Regular readers will have followed the progress of the cleaning up of our new home. Now the worst of this is over, Jackie, the practical member of our team, has been applying herself more to the task of righting some of the appalling DIY efforts. She is still working on the master suite bathroom. Some rather amazing colours have been used on the walls over the years. Recently a white wash of sorts has been sloshed over these.

It is not enough simply to clean and polish fixtures and fittings. Spatters of blue, turquoise, orange and red paint have to be scraped off. Even cover-up magnolia has left its spots. To this end, Jackie, having polished it, found it almost impossible to remove a toilet tissue holder from the  wall in order to scrape off offending material. Until she tried the almost unthinkable.

‘He couldn’t have’, she thought.

But he had. This photograph of the fixture was taken the right way up.

Not realising the aberration, Jackie had been, as expected, pushing the container up to release it from the wall. How was she to know that this one should be pushed downwards? She thinks it was only frequently painted-over masking tape that kept the object clinging to its perch.

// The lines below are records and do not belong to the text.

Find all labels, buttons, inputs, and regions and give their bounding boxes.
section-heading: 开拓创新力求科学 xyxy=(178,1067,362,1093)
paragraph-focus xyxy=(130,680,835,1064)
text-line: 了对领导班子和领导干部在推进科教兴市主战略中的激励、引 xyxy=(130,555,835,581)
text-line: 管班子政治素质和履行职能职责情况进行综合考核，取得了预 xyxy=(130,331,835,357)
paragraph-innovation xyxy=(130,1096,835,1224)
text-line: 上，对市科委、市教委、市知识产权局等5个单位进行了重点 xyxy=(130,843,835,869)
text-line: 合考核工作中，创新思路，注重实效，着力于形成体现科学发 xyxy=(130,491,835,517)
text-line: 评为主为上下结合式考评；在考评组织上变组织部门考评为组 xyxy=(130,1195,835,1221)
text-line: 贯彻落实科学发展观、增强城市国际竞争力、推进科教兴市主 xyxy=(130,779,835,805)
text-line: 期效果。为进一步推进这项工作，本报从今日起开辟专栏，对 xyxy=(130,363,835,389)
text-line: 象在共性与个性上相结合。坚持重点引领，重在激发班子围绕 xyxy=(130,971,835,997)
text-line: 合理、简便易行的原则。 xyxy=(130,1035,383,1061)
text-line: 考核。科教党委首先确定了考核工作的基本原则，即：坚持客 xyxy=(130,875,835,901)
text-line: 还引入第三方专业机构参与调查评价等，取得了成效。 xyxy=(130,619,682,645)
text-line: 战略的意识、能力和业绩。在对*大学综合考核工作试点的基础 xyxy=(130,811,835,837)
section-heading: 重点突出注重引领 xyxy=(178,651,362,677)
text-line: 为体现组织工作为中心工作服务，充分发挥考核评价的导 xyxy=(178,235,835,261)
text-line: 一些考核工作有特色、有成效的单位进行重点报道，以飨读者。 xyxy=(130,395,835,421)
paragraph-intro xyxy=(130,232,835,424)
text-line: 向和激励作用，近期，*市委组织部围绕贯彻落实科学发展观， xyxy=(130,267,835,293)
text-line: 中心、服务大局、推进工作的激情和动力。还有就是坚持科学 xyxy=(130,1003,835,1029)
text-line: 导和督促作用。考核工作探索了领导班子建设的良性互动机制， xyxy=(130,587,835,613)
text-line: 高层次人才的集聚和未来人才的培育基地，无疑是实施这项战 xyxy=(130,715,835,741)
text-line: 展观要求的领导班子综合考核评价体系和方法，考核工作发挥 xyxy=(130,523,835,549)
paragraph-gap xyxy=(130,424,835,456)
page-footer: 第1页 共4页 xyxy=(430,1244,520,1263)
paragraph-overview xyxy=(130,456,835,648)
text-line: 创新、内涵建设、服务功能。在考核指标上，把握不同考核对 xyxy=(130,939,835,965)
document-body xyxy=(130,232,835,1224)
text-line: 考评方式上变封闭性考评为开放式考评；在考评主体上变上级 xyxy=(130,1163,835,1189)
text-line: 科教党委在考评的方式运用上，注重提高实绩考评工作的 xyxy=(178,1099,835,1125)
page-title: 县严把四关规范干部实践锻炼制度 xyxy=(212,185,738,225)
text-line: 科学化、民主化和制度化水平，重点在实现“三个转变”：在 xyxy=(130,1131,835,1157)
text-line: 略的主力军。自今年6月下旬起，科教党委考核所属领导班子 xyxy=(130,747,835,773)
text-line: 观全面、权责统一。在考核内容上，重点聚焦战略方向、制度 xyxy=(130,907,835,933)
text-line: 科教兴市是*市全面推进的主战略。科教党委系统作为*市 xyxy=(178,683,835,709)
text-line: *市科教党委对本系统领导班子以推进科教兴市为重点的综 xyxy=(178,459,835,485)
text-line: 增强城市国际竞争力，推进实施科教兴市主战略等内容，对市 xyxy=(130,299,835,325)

We dined this evening on delightful chilli con carne (recipe), peas and rice, and garlic bread.

Along The Shingle

Jackie spent most of the day continuing the fumigation of the kitchen, the porch, and the entrance hall. She also tackled the stairs and more of the light switches, all of which need to have their original cream revealed once more. We both continued to unpack and find homes for the contents of various storage boxes, and moved more furniture upstairs.

I then took a walk down Downton Lane, left at the bottom and along Hordle Cliff beach.

The verges and hedgerows of the lane are blooming with wild flowers. Periwinkle, primroses, daffodils now a bit past it, lady’s bedstraw, stitchwort, dandelions, and bluebells can all be recognised. Nettles and cow parsley are beginning their emergence from the earth beneath.

Some way down the lane on the left lies Downton Holiday Park. A red telephone box peeps through the hedge from over a caravan.

The ripple of waves around a tractor ploughing a field proved to be the massed wings of seagulls in the wake of the swirling blades of the plough. As I leant on a five-barred gate listening to their squealing and screeching, I felt that that great high-kicking French philosopher, Eric Cantona, stood by my side, just as had imagined Steve Evets in Ken Loach’s brilliant film ‘Looking For Eric’. For those who are not aware of the significance of this observation, Cantona famously offered an enigmatic response, concerning seagulls following a trawler, in a television interview.

The Isle of Wight and The Needles were visible from the coast road.

I was soon crunching and slithering along the shingle which I shared with a sprinkling of hardy young families enjoying the seaside.
My choice from the Tesco microwaveable meals this evening was beef stew with dumplings; Jackie’s was chicken hot-pot. Fresh runner beans were the accompaniment  which Jackie cooked with her new hobs. She drank Hoegaarden and I finished the Isla Negra.